9.  Imam ats-Tsa‘labi:  Ayat ini merupakan kabar dari Allah Swt. bahwa jika Dia telah memberikan kenikmatan kepada suatu kaum, maka dengan kelembutan dan kasih sayang-Nya Dia tidak akan mengubahnya hingga datang dari mereka pihak yang mengubah keadaan mereka yang baik tersebut. Jika ini terjadi, maka Allah Swt. mengubah kenikmatan tersebut dengan malapetaka, seperti yang menimpa Quraisy saat mengingkari kenikmatan berupa kerasulan Muhammad saw.

Mafâhim: Dasar Perubahan
Pemahaman terhadap ayat tersebut akan utuh jika dipahami secara tepat makna kata bi dalam frasa bi qawmin dan bi anfusihim, makna qawmun, dan makna . 

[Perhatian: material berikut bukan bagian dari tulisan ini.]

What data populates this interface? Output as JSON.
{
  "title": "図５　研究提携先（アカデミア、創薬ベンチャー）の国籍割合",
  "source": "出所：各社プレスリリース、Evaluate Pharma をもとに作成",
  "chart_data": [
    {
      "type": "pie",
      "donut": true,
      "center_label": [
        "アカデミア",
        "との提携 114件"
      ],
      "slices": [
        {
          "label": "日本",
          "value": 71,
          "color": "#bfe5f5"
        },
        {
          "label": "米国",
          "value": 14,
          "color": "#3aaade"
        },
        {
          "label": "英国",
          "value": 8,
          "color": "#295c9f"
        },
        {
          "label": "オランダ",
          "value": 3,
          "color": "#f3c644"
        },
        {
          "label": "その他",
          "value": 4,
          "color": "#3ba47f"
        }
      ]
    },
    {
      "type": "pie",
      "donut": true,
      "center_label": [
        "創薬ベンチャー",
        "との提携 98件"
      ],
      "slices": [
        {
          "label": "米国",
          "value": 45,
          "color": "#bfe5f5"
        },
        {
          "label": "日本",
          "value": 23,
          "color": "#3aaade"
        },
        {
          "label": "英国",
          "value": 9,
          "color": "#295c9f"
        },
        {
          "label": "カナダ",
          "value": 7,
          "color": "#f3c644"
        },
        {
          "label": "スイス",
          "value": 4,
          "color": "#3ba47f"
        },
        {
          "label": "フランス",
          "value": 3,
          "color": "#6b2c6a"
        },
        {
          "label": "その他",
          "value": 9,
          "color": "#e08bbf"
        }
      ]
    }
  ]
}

Kata Bi merupakan kata yang menunjukan ‘pertemanan’ (mushâhabah). Dalam ayat ini seakan-akan Allah Swt. mempertemankan antara perubahan yang terjadi dalam suatu kaum dengan perubahan segala sesuatu yang meniscayakan perubahan tersebut dalam dirinya.
Kata qawm dapat mengandung dua makna, yaitu individu (al-fard) dan kelompok masyarakat (al-jamâ‘ah/al-mujtama). Dalam kamus Al-Muhîth disebutkan bahwa qawm adalah kelompok yang terdiri dari para laki-laki dan perempuan secara bersama-sama atau khusus laki-laki atau diikuti oleh perempuan.  Hal ini mencakup baik individual maupun masyarakat secara kolektif.  Dalam bahasa Arab dapat dikatakan kalimat, “Jâ’a al-Qawm (Telah datang kaum itu),” sekalipun yang dimaksudkan hanyalah tiga orang saja.  Kata qawm juga menunjukkan makna masyarakat. Misalnya, kita menyebut Quraisy Hudzail, Ghathfan adalah kaum (qawm);  dengan maksud masyarakat Quraisy, masyarakat Hidzail, dan masyarakat Ghathfan.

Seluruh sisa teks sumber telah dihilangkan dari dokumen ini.